Python Reptile (b) _urllib2 use

The so-called web crawling, URL is the address specified network resource is read from the network stream out to save locally. There are many libraries in Python can be used to crawl the web, we first learn urllib2.

urllib2 is Python2.x built-in module (do not need to download, you can use the import)
urllib2 official website Documentation: https://docs.python.org/2/library/urllib2.html
urllib2 Source

urllib2It was changed in the python3.xurllib.request

urlopen

Let's take a section of code:

# - * - Coding: UTF-. 8 - * - 
# 01.urllib2_urlopen.py 

# import urllib2 library 

Import urllib2 

# to the specified url transmission request, and the server returns the file-like object 
Response = urllib2.urlopen ( " HTTP: // www.baidu.com " ) 

# operation class file object file object supports, such as read () method reads file 
HTML = response.read () 

# print string 
Print (HTML)

Run python code is written, it will print the results:

python2 01.urllib2_urlopen.py 

In fact, if we marked Baidu home page, right click in the browser "View Source", you will find us just print out is exactly the same.

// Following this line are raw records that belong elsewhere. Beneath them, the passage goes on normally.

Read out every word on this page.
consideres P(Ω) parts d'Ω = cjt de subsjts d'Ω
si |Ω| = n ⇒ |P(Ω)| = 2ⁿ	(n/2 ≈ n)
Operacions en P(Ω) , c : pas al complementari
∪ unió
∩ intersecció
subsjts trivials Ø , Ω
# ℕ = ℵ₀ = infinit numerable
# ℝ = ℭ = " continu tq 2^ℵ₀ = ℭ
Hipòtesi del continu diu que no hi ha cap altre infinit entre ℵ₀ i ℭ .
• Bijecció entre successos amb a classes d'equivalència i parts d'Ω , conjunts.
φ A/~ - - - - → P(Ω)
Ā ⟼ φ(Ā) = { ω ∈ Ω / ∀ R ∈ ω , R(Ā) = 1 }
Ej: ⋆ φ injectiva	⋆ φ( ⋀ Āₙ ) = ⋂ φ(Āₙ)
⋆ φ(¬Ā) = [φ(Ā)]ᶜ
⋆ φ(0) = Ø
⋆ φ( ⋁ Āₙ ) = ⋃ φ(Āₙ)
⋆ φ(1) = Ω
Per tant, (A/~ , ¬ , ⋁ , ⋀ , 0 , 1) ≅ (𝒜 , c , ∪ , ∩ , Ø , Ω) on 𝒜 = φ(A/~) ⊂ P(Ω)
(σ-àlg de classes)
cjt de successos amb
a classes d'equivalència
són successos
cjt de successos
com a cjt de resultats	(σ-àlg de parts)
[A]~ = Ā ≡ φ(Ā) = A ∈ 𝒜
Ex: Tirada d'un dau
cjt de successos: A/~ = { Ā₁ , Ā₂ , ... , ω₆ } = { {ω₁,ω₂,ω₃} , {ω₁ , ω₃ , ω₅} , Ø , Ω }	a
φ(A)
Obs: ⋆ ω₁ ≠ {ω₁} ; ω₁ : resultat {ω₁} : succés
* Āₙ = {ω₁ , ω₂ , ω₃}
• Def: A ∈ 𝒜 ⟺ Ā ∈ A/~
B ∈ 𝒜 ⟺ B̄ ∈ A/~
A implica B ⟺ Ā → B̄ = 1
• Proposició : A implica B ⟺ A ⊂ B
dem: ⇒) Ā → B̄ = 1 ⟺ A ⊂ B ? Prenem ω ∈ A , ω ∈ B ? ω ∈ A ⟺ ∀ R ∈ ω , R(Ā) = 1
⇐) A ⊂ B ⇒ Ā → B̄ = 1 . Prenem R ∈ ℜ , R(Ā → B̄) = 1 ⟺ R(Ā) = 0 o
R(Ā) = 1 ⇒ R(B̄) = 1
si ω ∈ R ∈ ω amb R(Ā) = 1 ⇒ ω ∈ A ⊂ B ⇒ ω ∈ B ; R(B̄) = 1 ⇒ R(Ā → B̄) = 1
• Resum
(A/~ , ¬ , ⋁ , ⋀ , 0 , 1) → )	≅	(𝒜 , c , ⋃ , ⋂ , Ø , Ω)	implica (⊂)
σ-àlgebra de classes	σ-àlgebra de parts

In other words, the above four lines of code had to help us put Baidu home page of all the code climb down.
A basic url python code corresponding to the request is really quite simple.

Request

View the official document url is used as follows:

urllib2.urlopen(url[, data[, timeout[, cafile[, capath[, cadefault[, context]]]]])
    Open the URL url, which can be either a string or a Request object.

In our first example, urlopen () parameter is a url address;
but if you need to perform more complex operations, such as adding http header, you must create a Request instance as urlopen () parameters; and need to access url address parameter is a Request instance.

# - * - Coding: UTF-. 8 - * - 
# 02.urllib2_request.py 

Import urllib2 

# URL as Request () method parameters, constructs and returns a Request object 
Request = urllib2.Request ( " http://www.baidu .com " ) 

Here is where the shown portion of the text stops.